The data presented in the present study confirm the hypothesis of Gross & Capen (1966) that magnesium is secreted into the urine by the bladder in marine crabs and are consistent with the hypothesis that fluid reabsorption also occurs in the bladder. Resolution of the role, if any, of the other parts of the antennal gland in these processes awaits the development and application of suitable micropuncture techniques.
ACKNOWLEDGEMENTS
This work represents part of a Ph.D. dissertation submitted to the Graduate School of the University of Oregon.

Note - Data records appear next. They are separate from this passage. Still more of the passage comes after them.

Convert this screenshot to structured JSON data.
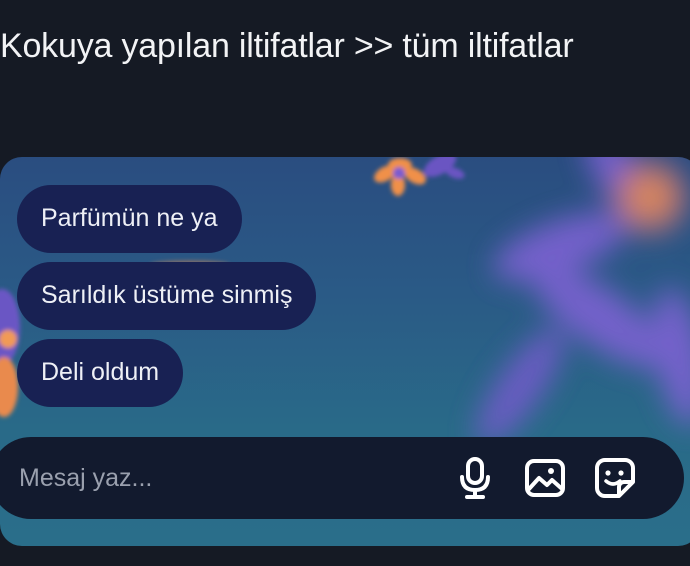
{
  "caption": {
    "text": "Kokuya yapılan iltifatlar >>  tüm iltifatlar"
  },
  "chat": {
    "messages": [
      {
        "text": "Parfümün ne ya"
      },
      {
        "text": "Sarıldık üstüme sinmiş"
      },
      {
        "text": "Deli oldum"
      }
    ]
  },
  "composer": {
    "placeholder": "Mesaj yaz...",
    "icons": [
      "microphone-icon",
      "image-icon",
      "sticker-icon"
    ]
  },
  "colors": {
    "background": "#151a24",
    "bubble": "#182153",
    "composer": "#121a2e",
    "wallpaper_top": "#2a4d80",
    "wallpaper_bottom": "#2a6e8a",
    "flower_purple": "#7a5bd0",
    "flower_orange": "#f08a4b"
  }
}
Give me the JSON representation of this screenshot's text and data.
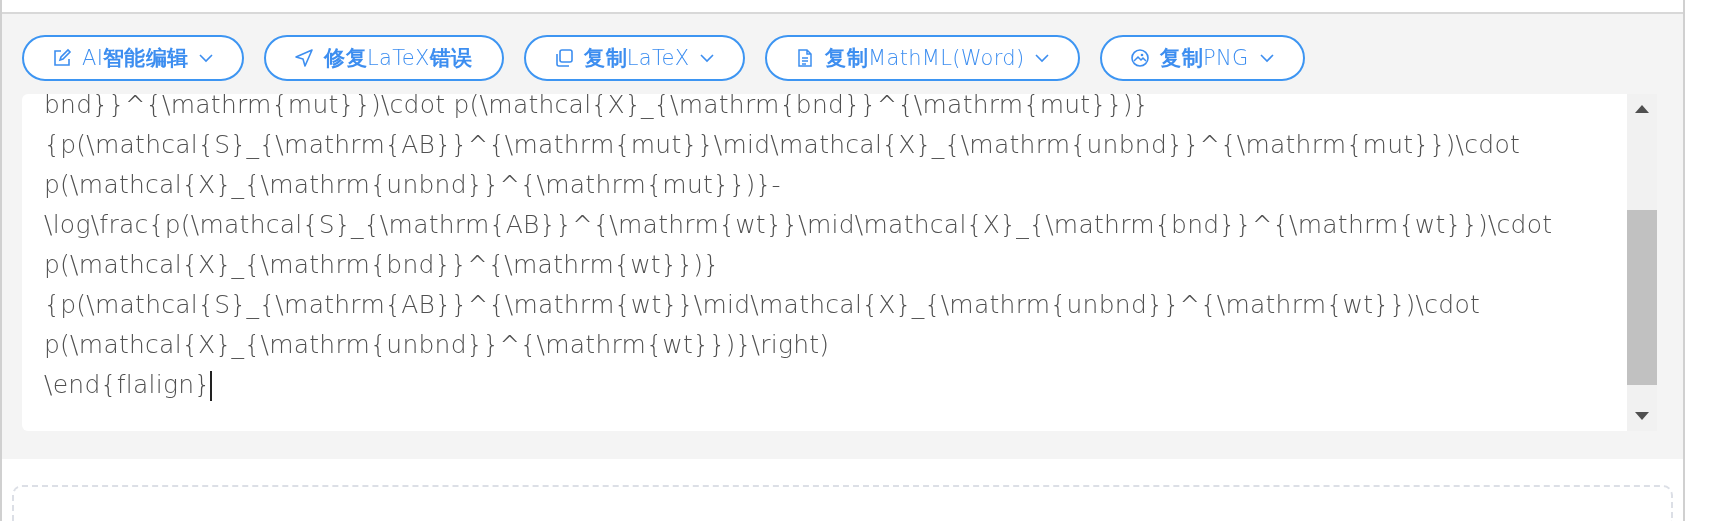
{
  "toolbar": {
    "buttons": [
      {
        "label": "AI**智能编辑**",
        "kind": "edit",
        "dropdown": true
      },
      {
        "label": "**修复**LaTeX**错误**",
        "kind": "send",
        "dropdown": false
      },
      {
        "label": "**复制**LaTeX",
        "kind": "copy",
        "dropdown": true
      },
      {
        "label": "**复制**MathML(Word)",
        "kind": "document",
        "dropdown": true
      },
      {
        "label": "**复制**PNG",
        "kind": "image",
        "dropdown": true
      }
    ]
  },
  "editor": {
    "lines": [
      "bnd}}^{\\mathrm{mut}})\\cdot p(\\mathcal{X}_{\\mathrm{bnd}}^{\\mathrm{mut}})}",
      "{p(\\mathcal{S}_{\\mathrm{AB}}^{\\mathrm{mut}}\\mid\\mathcal{X}_{\\mathrm{unbnd}}^{\\mathrm{mut}})\\cdot",
      "p(\\mathcal{X}_{\\mathrm{unbnd}}^{\\mathrm{mut}})}-",
      "\\log\\frac{p(\\mathcal{S}_{\\mathrm{AB}}^{\\mathrm{wt}}\\mid\\mathcal{X}_{\\mathrm{bnd}}^{\\mathrm{wt}})\\cdot",
      "p(\\mathcal{X}_{\\mathrm{bnd}}^{\\mathrm{wt}})}",
      "{p(\\mathcal{S}_{\\mathrm{AB}}^{\\mathrm{wt}}\\mid\\mathcal{X}_{\\mathrm{unbnd}}^{\\mathrm{wt}})\\cdot",
      "p(\\mathcal{X}_{\\mathrm{unbnd}}^{\\mathrm{wt}})}\\right)",
      "\\end{flalign}"
    ]
  }
}
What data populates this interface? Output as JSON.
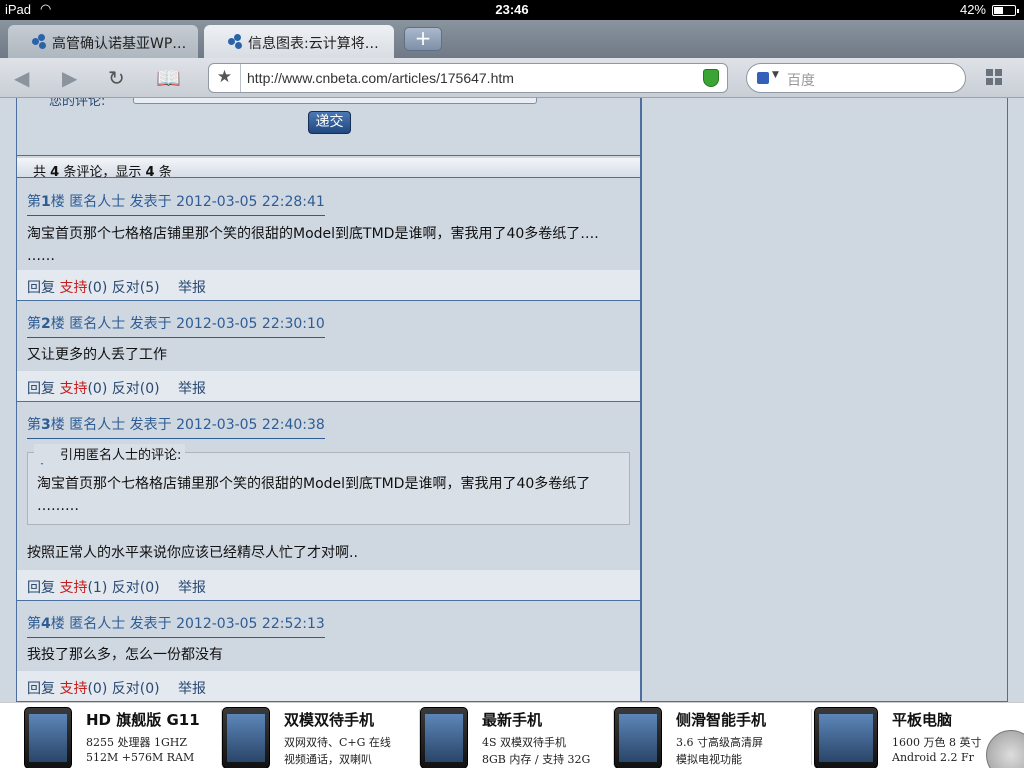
{
  "status": {
    "carrier": "iPad",
    "time": "23:46",
    "battery_pct": "42%"
  },
  "tabs": [
    {
      "title": "高管确认诺基亚WP…"
    },
    {
      "title": "信息图表:云计算将…"
    }
  ],
  "toolbar": {
    "url": "http://www.cnbeta.com/articles/175647.htm",
    "search_placeholder": "百度"
  },
  "form": {
    "label": "您的评论:",
    "submit_label": "递交"
  },
  "summary": {
    "prefix": "共",
    "total": "4",
    "mid": "条评论，显示",
    "shown": "4",
    "suffix": "条"
  },
  "comments": [
    {
      "floor_prefix": "第",
      "floor_num": "1",
      "floor_suffix": "楼",
      "meta": "匿名人士 发表于 2012-03-05 22:28:41",
      "body": "淘宝首页那个七格格店铺里那个笑的很甜的Model到底TMD是谁啊，害我用了40多卷纸了…. ……",
      "reply": "回复",
      "support": "支持",
      "support_count": "(0)",
      "oppose": "反对",
      "oppose_count": "(5)",
      "report": "举报"
    },
    {
      "floor_prefix": "第",
      "floor_num": "2",
      "floor_suffix": "楼",
      "meta": "匿名人士 发表于 2012-03-05 22:30:10",
      "body": "又让更多的人丢了工作",
      "reply": "回复",
      "support": "支持",
      "support_count": "(0)",
      "oppose": "反对",
      "oppose_count": "(0)",
      "report": "举报"
    },
    {
      "floor_prefix": "第",
      "floor_num": "3",
      "floor_suffix": "楼",
      "meta": "匿名人士 发表于 2012-03-05 22:40:38",
      "quote_title": "引用匿名人士的评论:",
      "quote_text": "淘宝首页那个七格格店铺里那个笑的很甜的Model到底TMD是谁啊，害我用了40多卷纸了 ………",
      "body": "按照正常人的水平来说你应该已经精尽人忙了才对啊..",
      "reply": "回复",
      "support": "支持",
      "support_count": "(1)",
      "oppose": "反对",
      "oppose_count": "(0)",
      "report": "举报"
    },
    {
      "floor_prefix": "第",
      "floor_num": "4",
      "floor_suffix": "楼",
      "meta": "匿名人士 发表于 2012-03-05 22:52:13",
      "body": "我投了那么多，怎么一份都没有",
      "reply": "回复",
      "support": "支持",
      "support_count": "(0)",
      "oppose": "反对",
      "oppose_count": "(0)",
      "report": "举报"
    }
  ],
  "ads": [
    {
      "title": "HD 旗舰版 G11",
      "line1": "8255 处理器 1GHZ",
      "line2": "512M +576M RAM"
    },
    {
      "title": "双模双待手机",
      "line1": "双网双待、C+G 在线",
      "line2": "视频通话，双喇叭"
    },
    {
      "title": "最新手机",
      "line1": "4S 双模双待手机",
      "line2": "8GB 内存 / 支持 32G"
    },
    {
      "title": "侧滑智能手机",
      "line1": "3.6 寸高级高清屏",
      "line2": "模拟电视功能"
    },
    {
      "title": "平板电脑",
      "line1": "1600 万色 8 英寸",
      "line2": "Android 2.2 Fr"
    }
  ]
}
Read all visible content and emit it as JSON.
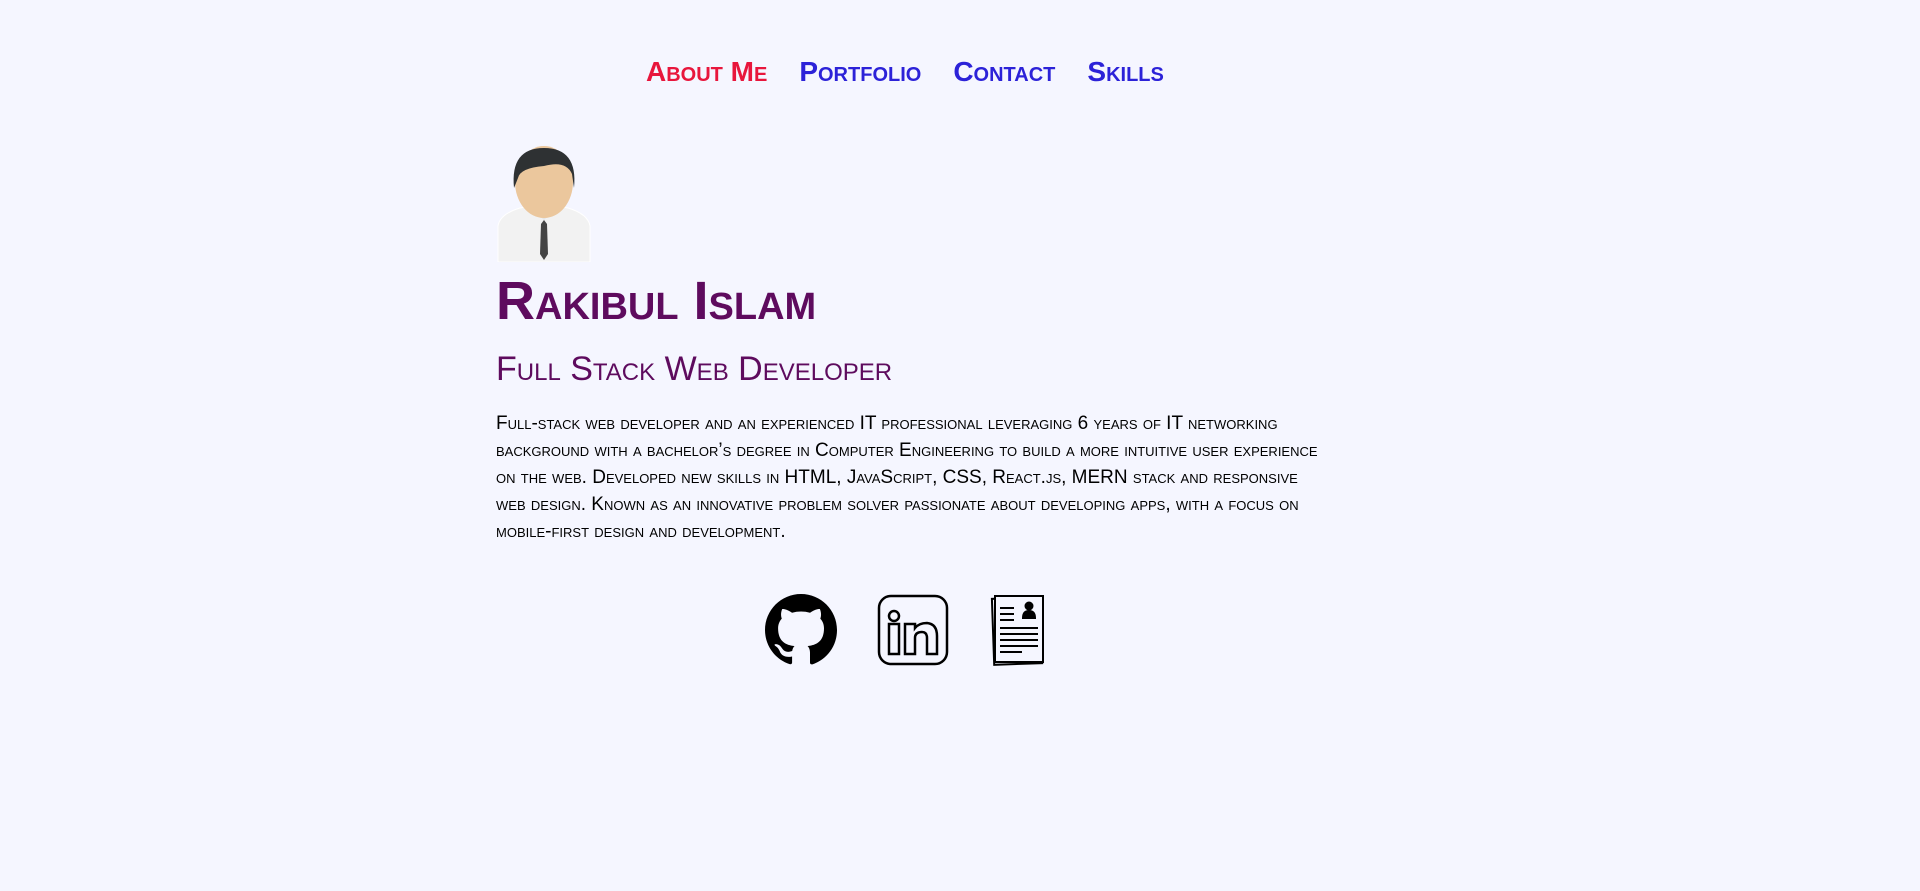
{
  "nav": {
    "items": [
      {
        "label": "About Me",
        "active": true
      },
      {
        "label": "Portfolio"
      },
      {
        "label": "Contact"
      },
      {
        "label": "Skills"
      }
    ]
  },
  "colors": {
    "background": "#f5f6ff",
    "nav_active": "#e8163c",
    "nav": "#2c22d8",
    "heading": "#5e0b5e"
  },
  "profile": {
    "name": "Rakibul Islam",
    "title": "Full Stack Web Developer",
    "bio": "Full-stack web developer and an experienced IT professional leveraging 6 years of IT networking background with a bachelor’s degree in Computer Engineering to build a more intuitive user experience on the web. Developed new skills in HTML, JavaScript, CSS, React.js, MERN stack and responsive web design. Known as an innovative problem solver passionate about developing apps, with a focus on mobile-first design and development."
  },
  "links": [
    {
      "icon": "github-icon"
    },
    {
      "icon": "linkedin-icon"
    },
    {
      "icon": "resume-icon"
    }
  ]
}
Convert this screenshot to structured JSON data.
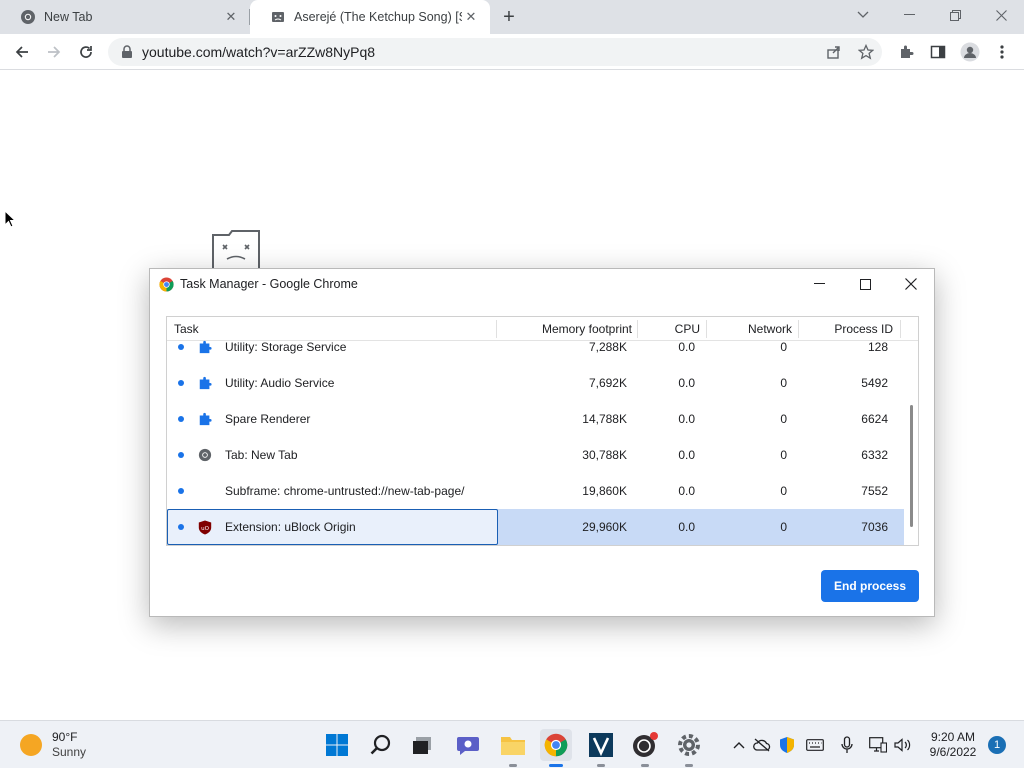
{
  "browser": {
    "tabs": [
      {
        "title": "New Tab",
        "icon": "chrome-icon"
      },
      {
        "title": "Aserejé (The Ketchup Song) [Spa",
        "icon": "sad-tab-icon"
      }
    ],
    "url": "youtube.com/watch?v=arZZw8NyPq8"
  },
  "task_manager": {
    "title": "Task Manager - Google Chrome",
    "columns": {
      "task": "Task",
      "memory": "Memory footprint",
      "cpu": "CPU",
      "network": "Network",
      "pid": "Process ID"
    },
    "rows": [
      {
        "task": "Utility: Storage Service",
        "icon": "puzzle-icon",
        "memory": "7,288K",
        "cpu": "0.0",
        "network": "0",
        "pid": "128"
      },
      {
        "task": "Utility: Audio Service",
        "icon": "puzzle-icon",
        "memory": "7,692K",
        "cpu": "0.0",
        "network": "0",
        "pid": "5492"
      },
      {
        "task": "Spare Renderer",
        "icon": "puzzle-icon",
        "memory": "14,788K",
        "cpu": "0.0",
        "network": "0",
        "pid": "6624"
      },
      {
        "task": "Tab: New Tab",
        "icon": "chrome-icon",
        "memory": "30,788K",
        "cpu": "0.0",
        "network": "0",
        "pid": "6332"
      },
      {
        "task": "Subframe: chrome-untrusted://new-tab-page/",
        "icon": "",
        "memory": "19,860K",
        "cpu": "0.0",
        "network": "0",
        "pid": "7552"
      },
      {
        "task": "Extension: uBlock Origin",
        "icon": "ublock-icon",
        "memory": "29,960K",
        "cpu": "0.0",
        "network": "0",
        "pid": "7036"
      }
    ],
    "selected_row": "Extension: uBlock Origin",
    "end_process_label": "End process"
  },
  "taskbar": {
    "weather_temp": "90°F",
    "weather_condition": "Sunny",
    "time": "9:20 AM",
    "date": "9/6/2022",
    "notification_count": "1"
  },
  "colors": {
    "accent": "#1a73e8",
    "selection": "#c8daf6"
  }
}
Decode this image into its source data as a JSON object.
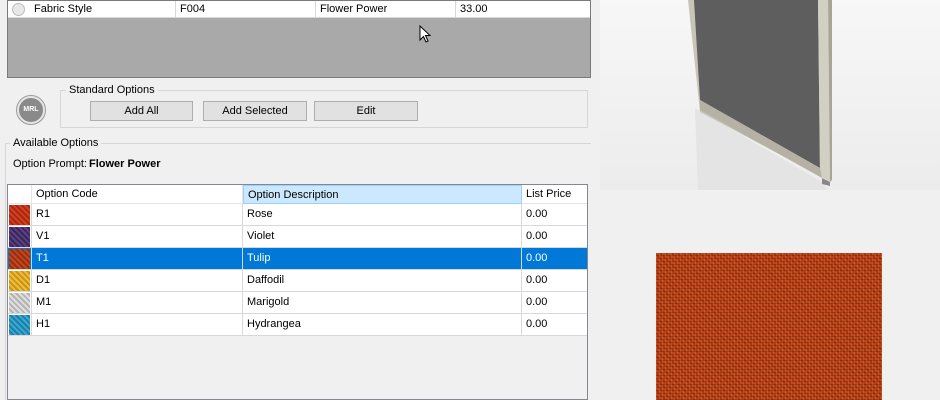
{
  "top_grid": {
    "row": {
      "name": "Fabric Style",
      "code": "F004",
      "description": "Flower Power",
      "price": "33.00"
    }
  },
  "logo": {
    "text": "MRL"
  },
  "standard_options": {
    "legend": "Standard Options",
    "add_all": "Add All",
    "add_selected": "Add Selected",
    "edit": "Edit"
  },
  "available": {
    "legend": "Available Options",
    "prompt_label": "Option Prompt:",
    "prompt_value": "Flower Power"
  },
  "options_table": {
    "headers": {
      "code": "Option Code",
      "description": "Option Description",
      "price": "List Price"
    },
    "rows": [
      {
        "code": "R1",
        "description": "Rose",
        "price": "0.00",
        "swatch_color": "#c8341c"
      },
      {
        "code": "V1",
        "description": "Violet",
        "price": "0.00",
        "swatch_color": "#4a3470"
      },
      {
        "code": "T1",
        "description": "Tulip",
        "price": "0.00",
        "swatch_color": "#b53a18",
        "selected": true
      },
      {
        "code": "D1",
        "description": "Daffodil",
        "price": "0.00",
        "swatch_color": "#e0b02a"
      },
      {
        "code": "M1",
        "description": "Marigold",
        "price": "0.00",
        "swatch_color": "#c9c9c9"
      },
      {
        "code": "H1",
        "description": "Hydrangea",
        "price": "0.00",
        "swatch_color": "#2a9ac4"
      }
    ]
  },
  "colors": {
    "selection": "#0078d7",
    "sorted_header": "#cce8ff",
    "fabric_sample": "#b8400f",
    "panel_fabric": "#5e5e5e"
  }
}
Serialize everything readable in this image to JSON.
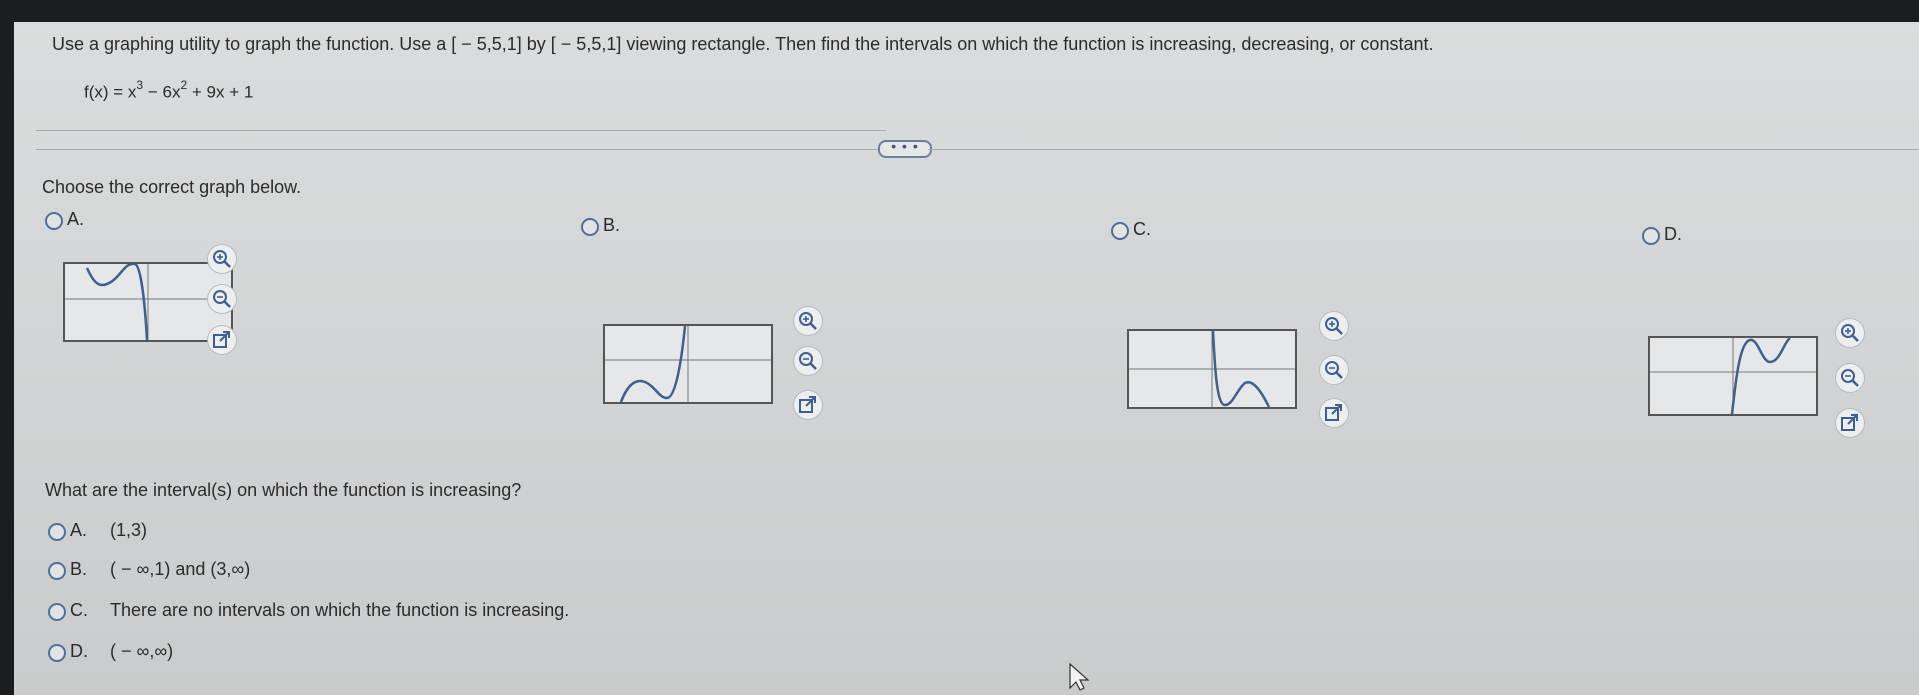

The author wishes to express thanks to Dr Paul P. Rudy for his help and guidance throughout the course of the research and Drs David S. Miller and Bodil Schmidt-Nielsen for stimulating discussions and comments on the original manuscript. This work was supported in part by B.R.S.G. Grant RR07080 awarded to the Graduate School of the University of Oregon by the Biomedical Research Support Grant Program, Division of Research Resources, National Institutes of Health.